İkinci olarak, gençlerimizin de ilgi göstereceğini umarak biraz spor camiası ile ama daha çok devlet adamlarımızla bağlantılı bir örnek vermek istiyorum. Mehmet Şükrü Saraçoğlu, 1942 – 1946 yılları arasında Türkiye Cumhuriyeti Başbakanı ve aynı zamanda da Fenerbahçe Spor Kulübü’nün Başkanı’dır. Takımının Ankara’da maçı olduğu bir gün iki oğlu ve kayınbiraderi de maça gitmek isteyince arabasına alarak stada kadar götürür. Orada makam aracını durdurur ve cebinden bilet paralarını çıkarıp vererek, “Haydi bakalım, sıraya geçin ve biletlerinizi alarak stada girin” deyip kendisi protokol tribününün yolunu tutar. Aynı Saraçoğlu, yıllar sonra da İstanbul’da maç bileti kuyruğunda görülecektir.

Üçüncü örneğimiz ise yokluklar içinde yetişip Milli Eğitim Bakanlığı’nda önemli makamlara yükselen ve “Beni devletim okuttu, yazdığım ders kitaplarından para alamam” deme inceliğini gösteren bir bürokratla ilgili… Bu bürokratın adı Hulusi Samim Kesim’dir. Yağmurlu bir havada makam arabası ile geçerken, Gazi Üniversitesi’nin önündeki durakta bekleyen kızını görür. Babasının makam aracının durduğunu fark eden kızı sevinerek arabaya yönelir ama babası açılan camdan şemsiyesini uzatarak kızına verdikten sonra yola devam der, kızı ise çaresiz; arkasından bakakalır. Akşam eve varınca da kızının gönlünü alır: “Kızım, o araç devletindi ve ben devletimizin işini yapıyordum. Onun için arabaya alamazdım. Bu konulara çok dikkat etmeliyiz!”

Evet, kardeşlerim… Bu konulara çok dikkat etmeli ve oldukça hassas davranmalı, davranmayanları da uyarmalıyız. Hutbemi hemen her hafta Cuma Namazlarının sonunda okunan ama amacından saptırılarak “akrabaları kayırma” olarak da yorumlanan Nahl Suresi 90. Ayetin meali ile bitirmek istiyorum:

“Muhakkak ki Allah adaleti, iyiliği, akrabaya yardım etmeyi emreder, çirkin işleri, fenalık ve azgınlığı da yasaklar. O, düşünüp tutasınız diye size öğüt veriyor.”

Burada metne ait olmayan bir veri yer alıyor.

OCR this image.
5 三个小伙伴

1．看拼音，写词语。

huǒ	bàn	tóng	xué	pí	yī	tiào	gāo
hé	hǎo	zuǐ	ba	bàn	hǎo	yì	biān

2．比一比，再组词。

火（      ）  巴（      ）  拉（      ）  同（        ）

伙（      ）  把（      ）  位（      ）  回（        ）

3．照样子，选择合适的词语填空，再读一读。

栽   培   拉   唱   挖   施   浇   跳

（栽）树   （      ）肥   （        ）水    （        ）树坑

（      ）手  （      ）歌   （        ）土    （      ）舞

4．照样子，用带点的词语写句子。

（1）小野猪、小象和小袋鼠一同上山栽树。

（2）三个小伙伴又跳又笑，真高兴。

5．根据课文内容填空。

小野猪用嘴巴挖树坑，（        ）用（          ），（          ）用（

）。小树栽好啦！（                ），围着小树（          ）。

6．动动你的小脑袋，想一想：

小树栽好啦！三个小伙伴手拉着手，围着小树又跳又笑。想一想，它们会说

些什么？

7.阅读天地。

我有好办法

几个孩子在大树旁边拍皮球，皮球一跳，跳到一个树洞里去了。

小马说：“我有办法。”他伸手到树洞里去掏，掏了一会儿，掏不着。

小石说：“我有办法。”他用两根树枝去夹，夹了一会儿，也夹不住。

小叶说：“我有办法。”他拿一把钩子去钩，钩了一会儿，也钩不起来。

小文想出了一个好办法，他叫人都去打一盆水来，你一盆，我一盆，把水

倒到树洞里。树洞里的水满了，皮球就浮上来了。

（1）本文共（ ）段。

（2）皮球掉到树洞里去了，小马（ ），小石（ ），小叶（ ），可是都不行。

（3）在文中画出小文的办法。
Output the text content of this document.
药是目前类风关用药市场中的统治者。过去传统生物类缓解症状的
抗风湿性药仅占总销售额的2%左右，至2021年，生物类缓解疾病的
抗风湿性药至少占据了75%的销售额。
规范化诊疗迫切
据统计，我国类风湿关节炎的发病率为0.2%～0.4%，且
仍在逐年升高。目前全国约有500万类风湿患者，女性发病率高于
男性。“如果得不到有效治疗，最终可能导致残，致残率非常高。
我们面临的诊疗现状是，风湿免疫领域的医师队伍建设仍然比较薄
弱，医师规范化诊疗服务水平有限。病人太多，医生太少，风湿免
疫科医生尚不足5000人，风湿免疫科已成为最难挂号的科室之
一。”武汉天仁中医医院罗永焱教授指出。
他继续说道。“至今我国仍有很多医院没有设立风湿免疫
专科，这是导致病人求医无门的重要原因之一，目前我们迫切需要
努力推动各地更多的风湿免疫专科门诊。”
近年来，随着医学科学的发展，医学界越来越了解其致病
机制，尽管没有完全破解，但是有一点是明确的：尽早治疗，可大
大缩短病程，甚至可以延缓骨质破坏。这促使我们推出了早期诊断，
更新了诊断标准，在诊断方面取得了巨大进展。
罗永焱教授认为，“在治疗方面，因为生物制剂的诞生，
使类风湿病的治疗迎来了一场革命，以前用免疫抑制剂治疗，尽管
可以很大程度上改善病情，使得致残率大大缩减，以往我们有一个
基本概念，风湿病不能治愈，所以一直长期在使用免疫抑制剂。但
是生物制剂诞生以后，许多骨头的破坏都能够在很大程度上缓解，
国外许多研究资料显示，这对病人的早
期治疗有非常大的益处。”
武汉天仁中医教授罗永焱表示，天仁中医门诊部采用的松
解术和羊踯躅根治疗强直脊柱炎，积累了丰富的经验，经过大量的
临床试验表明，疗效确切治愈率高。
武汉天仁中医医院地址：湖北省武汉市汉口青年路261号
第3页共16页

Bu ayet aslında oldukça açık ve nettir. “Akrabaya yardım etmeyi emreder” cümlesi “Ona mevki ve makam verebilir, başkalarına göre ayrıcalık tanıyıp her konuda kayırabilirsiniz" demek değildir. Akrabamızdan biri hastalandığında, başına iş geldiğinde, ihtiyacı olduğunda kendi imkânlarımızı kullanarak yardım eder, gerektiğinde sırtımızda bile taşırız ama asla ve kat’a devlet imkânlarını kullanamayız.

Cenab-ı Allah Cuma Suresi’nde, “Namazdan sonra yeryüzüne dağılın ve Allah’ın lütfundan nasibinizi arayın” buyuruyor. Anlattıklarımızla dinlediklerimiz İnşallah kulaklarımıza küpe olur ve işlerimizde doğruluktan şaşmaz, helal yaşantımızı haramla kirletmeyiz.

Her ânınız Cuma gününün bereketi ile dolsun.